The progression of pulmonary fibrosis and the severity of symptoms can vary significantly from person to person. While some maintain moderate symptoms that gradually worsen over months or years, others may become severely ill quickly. The average life expectancy after diagnosis is 3 years.

As inflammation persists and scar tissue continues to build up around the alveoli, the exchange of gases lessens and oxygen levels in the blood decrease.4 As pulmonary fibrosis worsens, low blood oxygen levels, or hypoxemia, can lead to many other serious conditions, which may include:

  • Chronic hypoxemia:  low blood oxygen level
  • Pneumothorax: collection of air in chest cavity surrounding lungs
  • Polycythemia: abnormally high levels of red blood cells
  • Pulmonary hypertension: elevated pressure in pulmonary artery, which carries blood from the heart to the lungs
  • Cor pulmonale: failure of the right side of the heart
  • Respiratory failure

Additionally, some evidence suggests those with pulmonary fibrosis are at greater risk of developing a pulmonary embolism, or a blood clot which travels to the lungs. Blood thinning therapy may be recommended.

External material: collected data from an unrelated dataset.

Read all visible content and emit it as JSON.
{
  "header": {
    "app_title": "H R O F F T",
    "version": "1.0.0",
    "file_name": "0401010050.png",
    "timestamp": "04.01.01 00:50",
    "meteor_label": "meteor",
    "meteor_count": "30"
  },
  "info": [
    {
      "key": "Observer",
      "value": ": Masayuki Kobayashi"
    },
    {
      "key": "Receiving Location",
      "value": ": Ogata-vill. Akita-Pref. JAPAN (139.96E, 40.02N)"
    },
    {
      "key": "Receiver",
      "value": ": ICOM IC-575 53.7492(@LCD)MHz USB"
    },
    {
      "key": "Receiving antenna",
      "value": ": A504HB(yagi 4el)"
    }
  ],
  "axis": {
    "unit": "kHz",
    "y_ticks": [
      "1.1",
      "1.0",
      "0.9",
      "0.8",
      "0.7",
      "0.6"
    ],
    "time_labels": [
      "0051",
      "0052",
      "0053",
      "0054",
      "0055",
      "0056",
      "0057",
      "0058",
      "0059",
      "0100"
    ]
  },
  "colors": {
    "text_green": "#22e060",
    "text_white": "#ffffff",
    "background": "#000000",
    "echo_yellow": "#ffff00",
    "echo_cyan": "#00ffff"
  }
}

Pulmonary fibrosis causes permanent scarring on the lungs, limiting treatment options. There is no medication or procedure available to remove scarring, and no known cure for idiopathic pulmonary fibrosis.1,2 However, some treatments are available to help alleviate or improve symptoms, slow the progression of disease and improve quality of life.


The pathology of some lung diseases presenting interstitial fibrosis is linked to the body’s inflammatory response mechanisms. Hence, immunosuppressant drugs, such as Prednisone, are sometimes prescribed to reduce the processes leading to fibrosis.3 Immunosuppressant drugs, however, carry the possibility of contracting very serious side effects, including skin cancer, lymphoma, diabetes and glaucoma. The use of corticosteroids and immunosuppressant medications does not seem to show improvement in those with idiopathic pulmonary fibrosis.1


Lung transplantation remains a last resort for those with advanced pulmonary fibrosis.

Other treatment options such as oxygen therapy and lung rehabilitation are available to help with ease of living with pulmonary fibrosis. Both therapies are designed to improve the amount of oxygen taken in and help prevent or lessen complications from low blood-oxygen levels.

References:
1. Katzenstein AL, Myers JL. Idiopathic pulmonary fibrosis: clinical relevance of pathologic classification. Am J Respir Crit Care Med. 1998; 157:1301-1315.
2. Idell S, et al. Local abnormalities in coagulation and fibrinolytic pathways predispose to alveolar fibrin deposition in the adult respiratory distress syndrome. J Clin Invest. 1989; 84(2):695-705.
3. Crystal RG, Bitterman PB, Mossman B, et al. Future research directions in idiopathic pulmonary fibrosis: summary of a national heart, lung, and blood institute working group. Am J Respir Crit Care Med. 2002; 166:236-246.
4. Bals R, Hiemstra PS. Innate immunity in the lung: how epithelial cells fight against respiratory pathogens. Eur Respir J. 2004; 23(2):327-333.